Meskipun sekarang dikatakan jaman modernnisasi tapi tetap saja, manusia bukanlah robot yang bisa digerakan dengan sebuah batrai ataupun mesin. Mungkin suatu saat para petani akan kalah, habis dimakan burung pipit yang populasinya terus bertambah. Sementara para petani akan punah, kehilangan generasi penerus. Sawah-sawah yang sudah turun-temurun diwariskan akan dijual, disulap menjadi sebuah mall-mall ataupun pabrik-pabrik”.
“Bicara apa Bapak ini??” tanya Dodo, mengagetkan bapaknya yang seolah dari tadi berbicara sendiri.
Kamu tidak tidur?? “Pak Odih menanya balik”. Tadi sih emang Dodo tidur, tapi mendengar Bapak berteriak memanggil-manggil nama Dodo, tidur Dodo sedikit terganggu. Apalagi setelah bapak bicara gak karuan didekat Dodo, mata Dodo malah semakin melek.
“Trus kenapa kamu tidak langsung bangun??”

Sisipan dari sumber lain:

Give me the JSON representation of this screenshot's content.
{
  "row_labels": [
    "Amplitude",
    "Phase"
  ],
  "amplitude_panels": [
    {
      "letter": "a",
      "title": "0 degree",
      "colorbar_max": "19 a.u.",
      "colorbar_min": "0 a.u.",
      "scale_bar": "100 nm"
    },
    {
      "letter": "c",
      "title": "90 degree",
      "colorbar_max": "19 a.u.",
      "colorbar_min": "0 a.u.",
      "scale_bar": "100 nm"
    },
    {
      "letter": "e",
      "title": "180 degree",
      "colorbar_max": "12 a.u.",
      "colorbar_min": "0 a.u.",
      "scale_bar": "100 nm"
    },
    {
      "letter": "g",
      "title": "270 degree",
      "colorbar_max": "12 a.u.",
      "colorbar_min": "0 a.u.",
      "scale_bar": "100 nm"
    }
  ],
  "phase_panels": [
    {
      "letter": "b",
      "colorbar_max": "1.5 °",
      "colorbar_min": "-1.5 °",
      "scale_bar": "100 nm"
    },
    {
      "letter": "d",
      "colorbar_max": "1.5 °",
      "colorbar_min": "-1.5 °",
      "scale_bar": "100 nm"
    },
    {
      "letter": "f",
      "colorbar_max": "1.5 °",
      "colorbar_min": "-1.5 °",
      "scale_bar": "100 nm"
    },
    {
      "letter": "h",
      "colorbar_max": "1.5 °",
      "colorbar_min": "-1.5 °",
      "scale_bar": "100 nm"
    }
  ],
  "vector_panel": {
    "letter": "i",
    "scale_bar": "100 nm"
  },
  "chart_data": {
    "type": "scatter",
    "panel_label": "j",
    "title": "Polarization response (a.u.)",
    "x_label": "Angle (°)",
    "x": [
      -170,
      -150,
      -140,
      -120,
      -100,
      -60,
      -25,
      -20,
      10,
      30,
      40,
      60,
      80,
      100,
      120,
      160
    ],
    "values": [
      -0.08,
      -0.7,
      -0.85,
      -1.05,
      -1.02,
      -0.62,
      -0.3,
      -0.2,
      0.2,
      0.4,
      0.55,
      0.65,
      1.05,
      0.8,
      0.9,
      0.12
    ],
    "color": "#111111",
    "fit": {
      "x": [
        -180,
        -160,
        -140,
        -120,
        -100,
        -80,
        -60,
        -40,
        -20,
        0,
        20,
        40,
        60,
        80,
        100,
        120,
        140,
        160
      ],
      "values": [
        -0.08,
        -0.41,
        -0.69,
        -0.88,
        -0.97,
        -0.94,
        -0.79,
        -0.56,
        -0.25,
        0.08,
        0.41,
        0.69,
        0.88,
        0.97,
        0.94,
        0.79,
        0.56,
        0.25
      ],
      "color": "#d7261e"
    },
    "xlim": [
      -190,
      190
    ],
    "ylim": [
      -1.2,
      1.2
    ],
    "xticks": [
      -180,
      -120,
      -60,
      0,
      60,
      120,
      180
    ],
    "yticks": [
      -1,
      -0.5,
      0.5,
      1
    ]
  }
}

“Ahh itukan Cuma akal bulus aku saja pak, agar bapak tidak menyuruh-nyuruh aku lagi!! Haha..
Benar-benar kurang ajar kamu ya. “bentak Pak Odih”.
Sudah mulah gelap Pak, ayo sekarang kita pulang. Toh burung pipitnya sekarang sudah pada pulang. Pak odih bengong, merasakan ada yang berbeda dari sikap dodo.
 Owh iya…ayo sekarang kita pulang…!!
“BAPAKU HEBAT”…teriak dodo sembari bralalan  pulang dan mengacungkan dua jempol tangan ke arah wajah bapaknya.
 Angin malam mulai berhembus, diiringi alunan suara adzan. Mengantarkan kepulangan ayah dan anak yang selalu terlihat tidak akur. Dan seperti itulah faktanya.